Your “payer downstream” (the audit that fines you, the consumer that breaks) is the real Tenured generation. In JVM terms, an object only reaches Tenured if it survives multiple GC cycles. In code terms, a constraint only deserves promotion if it has survived multiple product pivots—not just one phase boundary. If the payer stops enforcing it, the constraint hasn't survived time; it's just Eden wearing a Tenured nametag, passing CI while lying to the next agent.
So the promoted artifact isn't the code, the prose, or even the test. It's the mapping from the constraint to the external payer. If you can't trace the constraint to a live oracle that will fail out loud when the assumption breaks, it doesn't belong in PROMOTED.md—it belongs back in Survivor, waiting for another cycle of validation.
This closes the loop perfectly with your earlier α + β comment on speculative decoding. The draft model writes the prose. The target model verifies the check. But time is the ultimate verifier—and it only promotes what the downstream payer keeps billing for. Thanks for giving my GC metaphor its missing generation. That should be the epilogue of the original post.”
That is the right place to stop, and the JVM frame pays off better than either of us started with. One thing to keep from the Tenured analogy: the oracle ages too. A payer can stop paying silently. The audit gets repealed, the downstream consumer migrates off the field, and the constraint is still wired to an oracle that no longer fires because nothing reaches it anymore. So the mapping is not promote-once either. It is the same liveness check one level up: a promotion is only still promoted while something downstream is observably still billing for it. The real Tenured generation is not a place you reach. It is a property you keep paying to maintain. Good thread.
A promotion is only still promoted while something downstream is observably still billing for it.' — this is going in the glossary. And it also tells us something about the social layer of this conversation: the thread only stays Tenured if someone keeps replying. So I'll stop here while it still pays out. Thanks for the upgrade
The generational frame has one more piece worth stealing that the post leaves on the table. In a real collector nothing gets promoted because someone predicted it would survive. It gets promoted because it already survived a few cycles, so the age counter does the deciding, not a guess. Your three questions at phase end are still a human guessing up front which 9% will matter next, which is the exact prediction the JVM is built to avoid. A closer copy would let promotion follow what later phases actually reached back for, so the thing you guessed wrong about gets quietly demoted instead of carried forever. Did you try anything like a usage signal rather than a judgment call at phase end?

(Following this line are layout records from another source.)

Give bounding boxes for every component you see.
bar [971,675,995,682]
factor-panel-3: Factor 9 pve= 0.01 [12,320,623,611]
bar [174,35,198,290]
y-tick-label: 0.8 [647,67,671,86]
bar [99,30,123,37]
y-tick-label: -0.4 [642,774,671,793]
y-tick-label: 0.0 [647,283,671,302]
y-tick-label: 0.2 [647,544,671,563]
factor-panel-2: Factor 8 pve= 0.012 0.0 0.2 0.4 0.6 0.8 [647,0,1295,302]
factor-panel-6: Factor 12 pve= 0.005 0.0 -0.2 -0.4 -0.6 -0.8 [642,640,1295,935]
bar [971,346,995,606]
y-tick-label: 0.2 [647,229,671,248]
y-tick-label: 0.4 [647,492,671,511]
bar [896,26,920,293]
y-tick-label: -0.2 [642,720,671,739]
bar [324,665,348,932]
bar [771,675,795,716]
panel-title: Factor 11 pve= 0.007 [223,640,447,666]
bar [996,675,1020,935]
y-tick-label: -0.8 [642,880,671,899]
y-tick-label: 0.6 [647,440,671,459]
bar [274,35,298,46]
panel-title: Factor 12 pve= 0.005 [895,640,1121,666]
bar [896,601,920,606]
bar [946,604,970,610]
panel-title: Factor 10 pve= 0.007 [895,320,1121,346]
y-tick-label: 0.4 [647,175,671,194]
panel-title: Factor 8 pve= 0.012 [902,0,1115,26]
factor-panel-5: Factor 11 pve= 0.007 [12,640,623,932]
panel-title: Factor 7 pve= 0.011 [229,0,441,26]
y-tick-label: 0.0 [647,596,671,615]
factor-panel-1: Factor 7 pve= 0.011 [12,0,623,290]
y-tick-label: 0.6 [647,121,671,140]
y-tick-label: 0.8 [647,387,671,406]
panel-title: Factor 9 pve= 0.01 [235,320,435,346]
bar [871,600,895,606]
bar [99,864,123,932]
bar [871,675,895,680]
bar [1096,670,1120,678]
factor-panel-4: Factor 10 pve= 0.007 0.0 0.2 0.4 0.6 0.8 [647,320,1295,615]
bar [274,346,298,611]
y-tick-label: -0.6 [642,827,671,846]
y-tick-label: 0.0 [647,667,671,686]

You’re absolutely right – my “three questions” are essentially a human tuning the GC parameters manually, which is the least JVM‑like part of the analogy. Real generational collectors don’t guess; they promote based on actual survival history.
That said, if we copied the JVM literally (waiting for later phases to actually reference something before promoting it), we’d hit a cold‑start problem in practice: Phase 2 starts with no context at all – the AI wouldn’t even know what to reach for, so the first round would be blind.
My pragmatic compromise is: manual priming (guess) + actual usage feedback. The PROMOTED.md is a “seed survivor set” to get the next phase off the ground. But I completely agree that we should retroactively measure whether those promoted items were actually referenced – and if they weren’t, they should be demoted next time.
To truly automate what you’re suggesting, we’d need IDE plugins or prompt‑logging tools that track every RAG query the AI makes. I haven’t seen a mature solution yet, so I admit that pure human prediction is the Achilles’ heel of my post – and your comment nails that weak spot.
Thanks for pushing this – I’ll be thinking about how to add a lightweight “reference counter” without over‑engineering the process.